En este proceso se perdió toda proporción, se trapeó con la Constitución de manera grosera, se quebrantó gravemente la institucionalidad y se crearon unos antecedentes nefastos.
Para empezar, se modificaron Constitución y leyes con nombre propio: primero fue el marco jurídico para la paz, del que nadie volvió a hablar. Después el cambio para permitir que el referendo en el que andaba montado Santos pudiera hacerse el mismo día de elecciones. Tras abandonarlo, se modificaron las reglas del plebiscito para que el umbral no fuera del 50% del censo electoral sino apenas el 13% y para darle efectos “jurídicamente vinculantes”. Finalmente, se tramitó el acto legislativo “para la paz”, un adefesio lleno de los más espantosos orangutanes.

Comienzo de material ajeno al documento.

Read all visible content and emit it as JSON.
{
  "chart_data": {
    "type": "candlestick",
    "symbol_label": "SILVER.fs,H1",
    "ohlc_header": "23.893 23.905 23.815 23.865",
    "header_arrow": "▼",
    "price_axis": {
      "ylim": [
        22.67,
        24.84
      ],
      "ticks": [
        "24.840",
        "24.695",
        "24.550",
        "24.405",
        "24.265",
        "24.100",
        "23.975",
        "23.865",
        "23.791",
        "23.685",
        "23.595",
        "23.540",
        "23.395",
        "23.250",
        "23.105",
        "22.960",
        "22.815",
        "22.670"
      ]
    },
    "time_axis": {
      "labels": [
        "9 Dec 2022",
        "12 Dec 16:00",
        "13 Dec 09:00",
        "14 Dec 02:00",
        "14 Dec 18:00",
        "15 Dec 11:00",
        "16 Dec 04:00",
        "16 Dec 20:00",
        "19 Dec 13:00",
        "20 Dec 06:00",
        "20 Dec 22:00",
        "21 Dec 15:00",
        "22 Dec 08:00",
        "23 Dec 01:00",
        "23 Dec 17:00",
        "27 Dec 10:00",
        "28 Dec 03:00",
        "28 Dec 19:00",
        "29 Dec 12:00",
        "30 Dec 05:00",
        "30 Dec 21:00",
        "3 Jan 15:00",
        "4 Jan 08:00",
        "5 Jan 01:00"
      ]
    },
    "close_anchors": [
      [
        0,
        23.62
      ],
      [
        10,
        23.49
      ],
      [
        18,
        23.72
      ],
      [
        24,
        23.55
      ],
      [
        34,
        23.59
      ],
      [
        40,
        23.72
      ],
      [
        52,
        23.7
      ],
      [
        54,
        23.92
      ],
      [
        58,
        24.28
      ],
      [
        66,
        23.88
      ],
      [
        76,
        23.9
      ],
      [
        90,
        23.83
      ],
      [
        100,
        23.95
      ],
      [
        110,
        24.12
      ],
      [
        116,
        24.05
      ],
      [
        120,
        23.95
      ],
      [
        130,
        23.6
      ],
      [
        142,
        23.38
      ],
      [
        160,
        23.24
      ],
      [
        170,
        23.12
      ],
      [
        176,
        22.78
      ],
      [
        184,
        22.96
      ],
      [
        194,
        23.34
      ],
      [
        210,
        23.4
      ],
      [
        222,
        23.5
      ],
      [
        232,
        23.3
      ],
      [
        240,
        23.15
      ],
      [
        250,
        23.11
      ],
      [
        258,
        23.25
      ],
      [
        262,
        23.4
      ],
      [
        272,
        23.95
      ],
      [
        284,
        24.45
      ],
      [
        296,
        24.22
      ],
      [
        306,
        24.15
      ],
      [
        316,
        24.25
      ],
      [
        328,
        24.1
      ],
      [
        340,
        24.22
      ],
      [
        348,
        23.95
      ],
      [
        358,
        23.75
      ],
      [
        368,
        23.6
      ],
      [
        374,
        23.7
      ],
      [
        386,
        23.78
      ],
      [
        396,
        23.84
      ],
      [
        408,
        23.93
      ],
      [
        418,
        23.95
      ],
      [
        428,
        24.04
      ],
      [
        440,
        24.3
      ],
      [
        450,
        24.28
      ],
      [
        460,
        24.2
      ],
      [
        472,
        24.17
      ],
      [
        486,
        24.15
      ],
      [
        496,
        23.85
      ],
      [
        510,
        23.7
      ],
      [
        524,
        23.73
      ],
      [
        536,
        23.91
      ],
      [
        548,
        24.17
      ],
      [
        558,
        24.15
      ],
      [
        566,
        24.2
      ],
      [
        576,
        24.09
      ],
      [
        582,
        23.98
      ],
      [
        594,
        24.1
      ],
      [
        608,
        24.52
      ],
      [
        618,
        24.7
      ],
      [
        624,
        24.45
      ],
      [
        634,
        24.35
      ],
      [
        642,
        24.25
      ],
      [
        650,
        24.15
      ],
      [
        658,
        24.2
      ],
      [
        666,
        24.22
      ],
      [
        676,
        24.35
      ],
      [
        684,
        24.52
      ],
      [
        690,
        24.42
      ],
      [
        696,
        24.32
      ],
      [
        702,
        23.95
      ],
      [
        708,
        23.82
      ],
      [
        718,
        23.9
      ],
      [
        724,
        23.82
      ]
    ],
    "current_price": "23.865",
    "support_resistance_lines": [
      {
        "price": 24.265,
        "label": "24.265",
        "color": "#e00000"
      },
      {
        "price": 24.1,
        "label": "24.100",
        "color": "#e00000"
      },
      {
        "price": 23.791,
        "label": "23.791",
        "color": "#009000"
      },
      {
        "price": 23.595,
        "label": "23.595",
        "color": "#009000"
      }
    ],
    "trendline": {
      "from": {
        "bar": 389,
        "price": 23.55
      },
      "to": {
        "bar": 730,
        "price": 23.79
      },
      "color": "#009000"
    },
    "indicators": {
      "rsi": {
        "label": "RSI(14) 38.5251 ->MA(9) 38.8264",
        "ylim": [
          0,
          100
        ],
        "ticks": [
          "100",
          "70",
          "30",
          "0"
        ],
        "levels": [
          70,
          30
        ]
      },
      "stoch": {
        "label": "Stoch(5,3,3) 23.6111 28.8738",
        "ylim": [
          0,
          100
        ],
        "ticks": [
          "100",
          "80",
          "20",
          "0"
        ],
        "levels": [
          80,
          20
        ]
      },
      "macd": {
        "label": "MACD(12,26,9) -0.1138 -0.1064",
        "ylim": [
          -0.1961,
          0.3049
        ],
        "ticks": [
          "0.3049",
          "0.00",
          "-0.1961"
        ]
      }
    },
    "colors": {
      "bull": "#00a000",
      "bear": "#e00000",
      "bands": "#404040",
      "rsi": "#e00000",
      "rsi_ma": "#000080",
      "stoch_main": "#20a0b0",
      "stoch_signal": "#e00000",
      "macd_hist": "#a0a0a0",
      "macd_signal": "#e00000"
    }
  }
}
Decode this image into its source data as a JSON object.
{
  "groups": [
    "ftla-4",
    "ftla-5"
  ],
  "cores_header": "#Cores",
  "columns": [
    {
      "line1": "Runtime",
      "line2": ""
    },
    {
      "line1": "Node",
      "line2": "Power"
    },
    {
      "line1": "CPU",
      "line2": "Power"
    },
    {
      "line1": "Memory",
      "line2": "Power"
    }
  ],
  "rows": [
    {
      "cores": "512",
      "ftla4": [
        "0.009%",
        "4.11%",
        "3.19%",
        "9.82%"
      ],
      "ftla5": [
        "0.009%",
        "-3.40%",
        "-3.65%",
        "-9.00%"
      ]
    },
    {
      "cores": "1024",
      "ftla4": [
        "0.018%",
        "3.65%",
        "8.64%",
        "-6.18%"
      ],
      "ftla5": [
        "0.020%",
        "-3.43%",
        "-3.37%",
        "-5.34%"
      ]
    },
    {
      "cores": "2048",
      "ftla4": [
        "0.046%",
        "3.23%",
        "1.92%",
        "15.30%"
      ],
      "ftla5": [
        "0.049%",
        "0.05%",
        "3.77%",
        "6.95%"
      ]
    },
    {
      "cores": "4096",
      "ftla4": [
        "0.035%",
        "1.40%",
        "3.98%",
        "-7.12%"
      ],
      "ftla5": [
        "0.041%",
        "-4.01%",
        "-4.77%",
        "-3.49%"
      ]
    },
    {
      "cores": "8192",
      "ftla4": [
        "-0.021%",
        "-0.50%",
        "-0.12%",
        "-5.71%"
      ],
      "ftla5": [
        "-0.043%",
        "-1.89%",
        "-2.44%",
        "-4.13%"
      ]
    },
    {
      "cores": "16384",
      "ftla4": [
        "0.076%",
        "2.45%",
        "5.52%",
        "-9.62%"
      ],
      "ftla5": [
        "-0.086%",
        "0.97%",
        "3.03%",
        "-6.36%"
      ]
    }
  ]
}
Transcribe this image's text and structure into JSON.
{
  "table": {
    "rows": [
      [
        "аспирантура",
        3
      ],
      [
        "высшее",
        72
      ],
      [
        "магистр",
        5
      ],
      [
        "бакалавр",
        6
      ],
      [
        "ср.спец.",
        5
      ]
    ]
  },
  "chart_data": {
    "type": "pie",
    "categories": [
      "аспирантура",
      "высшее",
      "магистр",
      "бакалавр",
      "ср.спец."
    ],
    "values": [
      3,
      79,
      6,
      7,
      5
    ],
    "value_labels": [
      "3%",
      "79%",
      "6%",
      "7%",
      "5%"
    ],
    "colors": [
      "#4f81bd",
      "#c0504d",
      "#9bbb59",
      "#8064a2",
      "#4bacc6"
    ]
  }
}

Por un lado, se hipertrofió el poder ejecutivo como nunca antes en la historia republicana. Se le dio poder a Santos para expedir decretos con fuera de ley, es decir, para legislar sin el Congreso, sobre todas las materias del “Acuerdo Final”, es decir, casi todo, excepto reformar la Constitución y expedir leyes estatutarias, orgánicas, códigos y decretar impuestos.
Por el otro, se convirtió al Congreso en un mero firmón de lo poquísimo que no podrá expedir directamente el Presidente. En efecto, a partir de la aprobación del plebiscito, el Congreso no podrá definir su agenda, solo podrá estudiar lo que le presente Santos y tendrá que evacuarlo antes de abordar cualquier otro tema. Si antes se necesitaban cuatro debates para aprobar una ley y ocho para una reforma a la Constitución, ahora serán tres y cuatro solamente y con menos tiempo. Ya no podrán votar unos artículos positivamente y otros de manera negativa, sino en bloque. Y el Presidente tendrá que darle visto bueno a cualquier modificación que quieran hacer.
A la Corte Constitucional también le mordieron sus competencia. En adelante podrá revisar las reformas de la Constitución solo por “vicios de procedimiento” y no por temas de fondo. Así podrán sustituir la Constitución bajo la mirada plácida de los magistrados. Y el control de los actos legislativos, de las leyes y de los decretos con fuerza de ley del Presidente será único, de manera que contra ellos no cabrá la acción pública de constitucionalidad, un derecho que tienen todos los ciudadanos de demandar una norma por inconstitucional aunque se haya expedido hace varios años.
No contentos con eso, se inventaron un tribunal que rompe con el sistema judicial, paralelo, con magistrados extranjeros, que es “prevalente, preferente, excluyente y autónomo”, que estará por encima de las cortes existentes y podrá revisar sus sentencias, que no tiene limite en el tiempo y será casi eterno, para juzgar a todos los que hayan “participado directa o indirectamente en el conflicto armado”, y que no tiene la obligación de aplicar la ley penal y el procedimiento penal colombianos. Todavía no sabemos como se escogerá a sus jueces.
Dando un paso más allá, por primera vez pusieron a funcionar la Comisión de Acusaciones para que el presidente de la Constitucional no fuera Jorge Pretelt, a quien le correspondía por derecho. Y sacaron de la Procuraduría a Alejandro Ordóñez porque, como tantas veces antes sin que nada ocurriera, en esa entidad había parientes de los magistrados de la Corte que lo postuló.
Es decir, neutralizaron el control de la Procuraduría, le quebraron el espinazo al sistema judicial, volvieron el Congreso un notario del Presidente y a este le dieron unos poderes inimaginables en una democracia seria, al mismo tiempo que recortaron las funciones de la Corte Constitucional.
Y para rematar, incluyeron los pactos entre Santos y las Farc en el texto constitucional por vía de sostener que son un tratado y que hacen parte del llamado “bloque de constitucionalidad”, es decir, del conjunto de normas de mayor rango en el orden jurídico colombiano: la Constitución misma y los tratados internacionales de derechos humanos y derecho internacional humanitario de los que hace parte Colombia.
No queda sino reconocer que volvieron a Timochenkoy compañía los nuevos constituyentes.
Está visto: Santos premió a quienes tienen por único mérito haber asesinado, secuestrado, extorsionado, reclutado menores, mutilado con minas y cometido actos de terrorismo, masivamente y por más de cincuenta años.